EL CNM se encarga, palabras más palabras menos, de ser el gran “Departamento de Recursos Humanos” del sistema. Es decir, “contrata”, disciplina, regula ascensos, etcétera. La importancia es, entonces,  evidente.

La propuesta que se ha lanzado – de modo casi unánime – es que debe de modificarse la forma de nombramiento de los miembros del Consejeros. Se dice que deben buscarse mejores Consejeros y que estos deben ser elegidos de una manera más transparente y de mejores instituciones (más confiables). En palabras más simples, se busca cambiar al Gerente del Departamento de Recursos Humanos del sistema.

No descarto que la propuesta sea buena; para ser honesto me parece más bien algo parcial. Tener un buen Consejero no necesariamente mejora que tengamos mejores Jueces o Fiscales.

Por principio, para que la propuesta de variar la forma de elegir los Magistrados (o su número como también se ha dicho) tenga viabilidad, debe de pasar por una modificación constitucional y eso – como la realidad lo demuestra – puede ser muy improbable por decir lo menos ya que las grandes decisiones en el Perú casi siempre son postergadas por algo urgente que nos distrae.

Lo que propongo para ser directo, además de una reforma “por fuera” es crear las condiciones para eliminar dos trabas que impiden tener un mejor nivel de Jueces y Fiscales. Me refiero a la corrupción y a la arbitrariedad. La corrupción ya es harto conocida por todos nosotros y no requiere definición; la arbitrariedad consiste en elegir a los Jueces o Fiscales sin ningún criterio objetivo, técnico, fundamentado.

Es cierto que ni la corrupción, ni la arbitrariedad se pueden eliminar para siempre. De lo que se trata es de bajar el nivel y hacer procesos al interior de la CNM más seguros en ese contexto.

Con relación a la corrupción, es cierto que hay que trabajar en la forma de selección de los Consejeros. También hay que hacerlo en un aspecto que siempre se olvida y se ve hasta cosmético: la ética pública. No hace falta tener un código ético que no entiende nadie y no sirve para nada (solo para estar arrimado en un anaquel de la oficina); hay que vivir la ética.

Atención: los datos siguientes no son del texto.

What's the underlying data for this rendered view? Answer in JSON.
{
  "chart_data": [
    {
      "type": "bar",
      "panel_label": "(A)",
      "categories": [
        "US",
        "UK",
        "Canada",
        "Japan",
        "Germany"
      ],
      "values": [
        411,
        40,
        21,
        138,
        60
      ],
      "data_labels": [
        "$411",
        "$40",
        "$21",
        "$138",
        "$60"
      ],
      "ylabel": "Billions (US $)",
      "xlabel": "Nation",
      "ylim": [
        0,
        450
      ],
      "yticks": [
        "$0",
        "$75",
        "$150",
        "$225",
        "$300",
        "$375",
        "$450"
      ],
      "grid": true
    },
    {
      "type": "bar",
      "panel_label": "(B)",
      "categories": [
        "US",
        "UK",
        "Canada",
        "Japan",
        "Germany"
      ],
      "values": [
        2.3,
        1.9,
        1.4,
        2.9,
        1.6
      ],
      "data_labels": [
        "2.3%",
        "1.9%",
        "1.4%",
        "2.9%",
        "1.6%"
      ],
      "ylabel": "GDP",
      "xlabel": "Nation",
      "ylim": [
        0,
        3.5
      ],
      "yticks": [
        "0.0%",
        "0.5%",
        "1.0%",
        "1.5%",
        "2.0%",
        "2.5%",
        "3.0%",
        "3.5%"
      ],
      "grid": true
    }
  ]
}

Respecto a la arbitrariedad, y sin ser enunciativo tampoco porque no es el momento, es importante introducir mecanismos que aseguren que, concretamente, la elección de un candidato como Juez o Fiscal implica que se ha escogido al mejor para el puesto. Recordemos que estamos escogiendo personas para, nada más y nada menos, que administrar Justicia. Para empezar, por ejemplo, no se tiene un perfil de Fiscal o Juez idóneo; entonces, desde el origen, no sabemos qué características buscamos en los candidatos.

Sobre el mismo punto, hay que definir cuál es la mejor forma – por ejemplo – de la selección de los Magistrados; ¿será mediante una entrevista? ¿será mediante un examen en donde se privilegia lo jurídico? ¿o será con análisis de la hoja de vida del candidato? Sospecho que es ninguna de las anteriores. Lo que sí me queda en claro es que se necesita a gritos es objetividad y por qué no contar con asesoría especializada en talento humano.

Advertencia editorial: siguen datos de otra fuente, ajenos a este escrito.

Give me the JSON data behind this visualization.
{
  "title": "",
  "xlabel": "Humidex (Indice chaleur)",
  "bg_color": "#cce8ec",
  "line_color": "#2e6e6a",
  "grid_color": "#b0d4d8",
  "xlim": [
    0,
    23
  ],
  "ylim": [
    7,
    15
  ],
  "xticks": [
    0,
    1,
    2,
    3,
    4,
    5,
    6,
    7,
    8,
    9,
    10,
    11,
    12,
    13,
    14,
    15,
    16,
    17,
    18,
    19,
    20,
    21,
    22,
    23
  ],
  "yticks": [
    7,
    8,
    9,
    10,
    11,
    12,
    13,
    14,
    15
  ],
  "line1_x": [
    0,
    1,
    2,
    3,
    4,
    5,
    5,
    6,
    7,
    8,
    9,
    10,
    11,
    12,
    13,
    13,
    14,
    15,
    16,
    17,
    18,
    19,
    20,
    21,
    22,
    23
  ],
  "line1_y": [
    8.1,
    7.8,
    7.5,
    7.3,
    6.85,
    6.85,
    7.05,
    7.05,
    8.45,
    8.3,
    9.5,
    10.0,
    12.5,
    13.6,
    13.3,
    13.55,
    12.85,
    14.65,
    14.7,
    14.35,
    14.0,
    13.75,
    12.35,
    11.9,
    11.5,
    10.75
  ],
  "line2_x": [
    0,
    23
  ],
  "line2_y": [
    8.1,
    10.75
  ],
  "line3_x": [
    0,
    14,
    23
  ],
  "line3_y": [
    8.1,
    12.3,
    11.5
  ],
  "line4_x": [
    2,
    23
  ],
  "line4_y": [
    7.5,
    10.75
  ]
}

En fin, no quiero ser abundante en la opinión, el asunto da para mucho más. Es muy bueno que estemos hablando de estas cosas y no de escándalos que le hacen muy mal a la institución. No obstante, quiero terminar diciendo que las instituciones se pueden reformar por fuera o por dentro, pero finalmente lo que hay que reformar es a la persona que forma a la institución.